The second is of our olive trees in bloom. There will not be follow-up illustrations depicting the development of the fruit since we (again, most unpoetically) sprayed the trees shortly after I finished the drawing below to prevent a crop from setting.
Like most commercial orchard crops, olives grown in a backyard are not properly cared for to produce anything that will rival what a pro who knows how to control the critical variables can grow, but that doesn’t mean the crop won’t be abundant and cause no end of nastiness come fall. If you want to press olive oil, you must withhold water for 3 weeks prior to harvest. I expect some similar admonition applies if you are trying to create olives with interesting flavor profiles for curing whole. Well, the rest of your landscape would not appreciate the stress this watering strategy causes and your HOA association might call on you to make sure you are not neglecting your landscape in violation of the CC and R’s. So, no olives are to follow the bloom.
Many years ago, I had an old olive tree situated between my garage and the adjacent orchard that must have been treated with just the right amount of benign neglect because come fall, the elderly Armenian ladies I didn’t even know would come knocking at my door toting buckets and asking to collect the olives from my tree. Silly me, I didn’t even think to request a lesson in the processing of olives from them back then and now, of course, they are all gone and their descendants never learned the fine art of home curing olives. There just might be a poem hiding in that situation.
Any road, the olive drawing really belongs thematically (for me) to the poem on the facing page where it would not fit visually: In a Spring Still Not Written Of, by Robert Wallace. So, at “double nickels,” I guess I have become one of those he mentions who has time for poems that really are not written for me, sigh.

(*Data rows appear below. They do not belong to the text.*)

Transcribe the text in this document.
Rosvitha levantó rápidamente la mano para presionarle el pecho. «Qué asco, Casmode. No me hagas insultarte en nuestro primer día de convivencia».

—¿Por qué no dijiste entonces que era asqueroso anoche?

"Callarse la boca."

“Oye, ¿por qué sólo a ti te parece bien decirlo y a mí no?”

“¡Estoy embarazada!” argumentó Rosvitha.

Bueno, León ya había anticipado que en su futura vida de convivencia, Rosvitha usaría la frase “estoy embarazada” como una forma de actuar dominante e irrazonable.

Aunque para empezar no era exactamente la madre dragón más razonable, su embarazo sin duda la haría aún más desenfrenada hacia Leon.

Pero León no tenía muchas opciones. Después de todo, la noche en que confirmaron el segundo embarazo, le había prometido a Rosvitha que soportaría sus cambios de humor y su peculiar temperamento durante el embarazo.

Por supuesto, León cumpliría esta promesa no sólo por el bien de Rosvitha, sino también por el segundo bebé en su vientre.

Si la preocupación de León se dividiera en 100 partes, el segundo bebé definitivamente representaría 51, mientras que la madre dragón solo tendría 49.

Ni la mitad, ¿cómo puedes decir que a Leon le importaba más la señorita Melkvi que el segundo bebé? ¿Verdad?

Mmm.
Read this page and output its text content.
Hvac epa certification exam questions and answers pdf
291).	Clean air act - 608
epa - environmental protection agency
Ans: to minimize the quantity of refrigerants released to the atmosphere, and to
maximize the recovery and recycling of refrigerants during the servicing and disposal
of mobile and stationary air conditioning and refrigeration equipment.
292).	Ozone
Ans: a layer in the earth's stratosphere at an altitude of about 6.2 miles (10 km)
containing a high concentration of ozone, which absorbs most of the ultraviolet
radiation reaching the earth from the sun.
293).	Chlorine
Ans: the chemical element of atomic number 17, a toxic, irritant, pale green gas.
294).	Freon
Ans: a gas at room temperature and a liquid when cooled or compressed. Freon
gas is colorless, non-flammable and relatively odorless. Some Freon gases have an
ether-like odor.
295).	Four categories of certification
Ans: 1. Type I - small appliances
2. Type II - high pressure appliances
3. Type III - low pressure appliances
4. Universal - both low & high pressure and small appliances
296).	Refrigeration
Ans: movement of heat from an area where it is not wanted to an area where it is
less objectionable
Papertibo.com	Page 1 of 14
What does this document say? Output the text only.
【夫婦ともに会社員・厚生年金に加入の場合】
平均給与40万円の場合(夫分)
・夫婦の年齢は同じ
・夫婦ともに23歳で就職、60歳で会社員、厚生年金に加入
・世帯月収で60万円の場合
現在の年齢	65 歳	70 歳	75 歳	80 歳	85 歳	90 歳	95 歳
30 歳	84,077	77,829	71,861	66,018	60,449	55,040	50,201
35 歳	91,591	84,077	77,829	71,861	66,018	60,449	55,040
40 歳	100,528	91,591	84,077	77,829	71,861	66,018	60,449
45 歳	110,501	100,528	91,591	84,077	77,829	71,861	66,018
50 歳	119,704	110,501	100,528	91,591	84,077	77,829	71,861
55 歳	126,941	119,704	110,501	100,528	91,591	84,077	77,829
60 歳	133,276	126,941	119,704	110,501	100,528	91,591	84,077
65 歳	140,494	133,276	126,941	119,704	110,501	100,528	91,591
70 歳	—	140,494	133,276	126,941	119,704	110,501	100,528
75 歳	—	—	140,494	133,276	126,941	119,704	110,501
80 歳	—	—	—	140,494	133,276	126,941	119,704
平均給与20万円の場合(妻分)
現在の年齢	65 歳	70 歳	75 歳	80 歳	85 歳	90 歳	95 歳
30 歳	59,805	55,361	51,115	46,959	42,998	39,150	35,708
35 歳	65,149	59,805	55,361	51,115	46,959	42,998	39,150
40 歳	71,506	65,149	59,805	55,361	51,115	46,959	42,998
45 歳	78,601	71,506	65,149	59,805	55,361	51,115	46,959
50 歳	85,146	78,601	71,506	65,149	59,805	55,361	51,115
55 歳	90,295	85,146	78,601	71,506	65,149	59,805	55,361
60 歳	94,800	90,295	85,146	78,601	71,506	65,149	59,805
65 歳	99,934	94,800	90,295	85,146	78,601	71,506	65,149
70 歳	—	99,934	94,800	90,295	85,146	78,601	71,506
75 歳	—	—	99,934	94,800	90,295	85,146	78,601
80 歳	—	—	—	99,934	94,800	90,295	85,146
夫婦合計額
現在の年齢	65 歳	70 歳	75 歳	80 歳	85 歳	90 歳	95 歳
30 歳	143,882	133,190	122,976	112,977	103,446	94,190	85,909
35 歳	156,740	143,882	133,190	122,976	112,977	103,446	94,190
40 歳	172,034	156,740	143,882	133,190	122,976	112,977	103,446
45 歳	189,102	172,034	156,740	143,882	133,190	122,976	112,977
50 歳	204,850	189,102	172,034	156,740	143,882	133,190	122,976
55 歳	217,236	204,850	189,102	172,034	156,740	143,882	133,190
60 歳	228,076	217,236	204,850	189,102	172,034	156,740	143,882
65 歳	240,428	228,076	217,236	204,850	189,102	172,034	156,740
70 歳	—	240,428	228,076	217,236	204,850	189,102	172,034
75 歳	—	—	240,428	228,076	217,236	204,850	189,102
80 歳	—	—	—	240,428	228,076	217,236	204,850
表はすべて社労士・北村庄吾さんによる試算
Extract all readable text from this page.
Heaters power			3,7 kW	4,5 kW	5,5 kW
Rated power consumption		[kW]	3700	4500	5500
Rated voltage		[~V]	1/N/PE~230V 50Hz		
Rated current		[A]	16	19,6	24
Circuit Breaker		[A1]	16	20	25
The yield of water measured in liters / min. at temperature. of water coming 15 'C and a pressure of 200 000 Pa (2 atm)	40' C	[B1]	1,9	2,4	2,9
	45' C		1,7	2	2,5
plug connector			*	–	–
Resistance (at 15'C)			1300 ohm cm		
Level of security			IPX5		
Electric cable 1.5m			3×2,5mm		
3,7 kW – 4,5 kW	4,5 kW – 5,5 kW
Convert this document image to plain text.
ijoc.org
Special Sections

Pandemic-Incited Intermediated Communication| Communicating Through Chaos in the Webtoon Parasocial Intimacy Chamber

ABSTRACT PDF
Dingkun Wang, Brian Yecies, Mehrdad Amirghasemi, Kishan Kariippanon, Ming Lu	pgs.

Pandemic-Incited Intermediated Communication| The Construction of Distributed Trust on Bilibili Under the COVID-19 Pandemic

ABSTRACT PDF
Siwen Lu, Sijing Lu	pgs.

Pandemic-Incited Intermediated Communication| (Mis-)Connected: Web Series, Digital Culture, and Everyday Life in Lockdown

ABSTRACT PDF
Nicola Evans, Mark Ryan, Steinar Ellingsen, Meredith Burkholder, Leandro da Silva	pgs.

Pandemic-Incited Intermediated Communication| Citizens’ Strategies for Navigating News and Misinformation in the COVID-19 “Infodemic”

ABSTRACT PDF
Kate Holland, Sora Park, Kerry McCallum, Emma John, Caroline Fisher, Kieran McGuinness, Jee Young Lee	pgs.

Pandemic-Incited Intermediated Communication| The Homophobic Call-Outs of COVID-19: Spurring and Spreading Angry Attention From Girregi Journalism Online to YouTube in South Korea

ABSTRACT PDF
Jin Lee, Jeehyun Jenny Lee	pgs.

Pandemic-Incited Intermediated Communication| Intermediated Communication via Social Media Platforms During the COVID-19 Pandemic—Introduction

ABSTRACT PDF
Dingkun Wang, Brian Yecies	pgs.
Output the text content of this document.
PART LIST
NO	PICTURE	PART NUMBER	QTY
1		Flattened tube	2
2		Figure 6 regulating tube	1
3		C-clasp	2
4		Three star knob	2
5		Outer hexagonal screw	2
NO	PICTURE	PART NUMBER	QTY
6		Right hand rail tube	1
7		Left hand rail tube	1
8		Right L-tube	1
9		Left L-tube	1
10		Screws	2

Why do I refer to these illustrations I’m doing here as “cartooning?” One of my instructors in the Filoli Botanical Illustration Certificate Program refers to the linework in drawings like these as “cartoon lines” in a very dismissive way and points them out as something to avoid at all costs. That certainly doesn’t stop me from doing work in this style of colored drawing I enjoy so immensely, it only stops me from showing any of the work to them, ever again.
One of the requirements of any new home was that it have a place to grow violets. I guess the new house passes muster. This is the second display of this magnitude we’ve had since we moved here in February and some of these plants are still sending up new blooms stalks!
Check, check, check, check and check. As you might guess, there are a few other things to check off the list, but vegetables and violets are a very good start. We got the white raised planter boxes from New England Arbors. We’ll see come July how they perform for raising vegetables. We know the Tomato Boxes can raise great tomatoes because we’ve used them before. And there’s always the Farmer’s Market in case of crop failure on any front, but I do love putting vegetables on the table at noon that were still growing on the vine at half-past 11.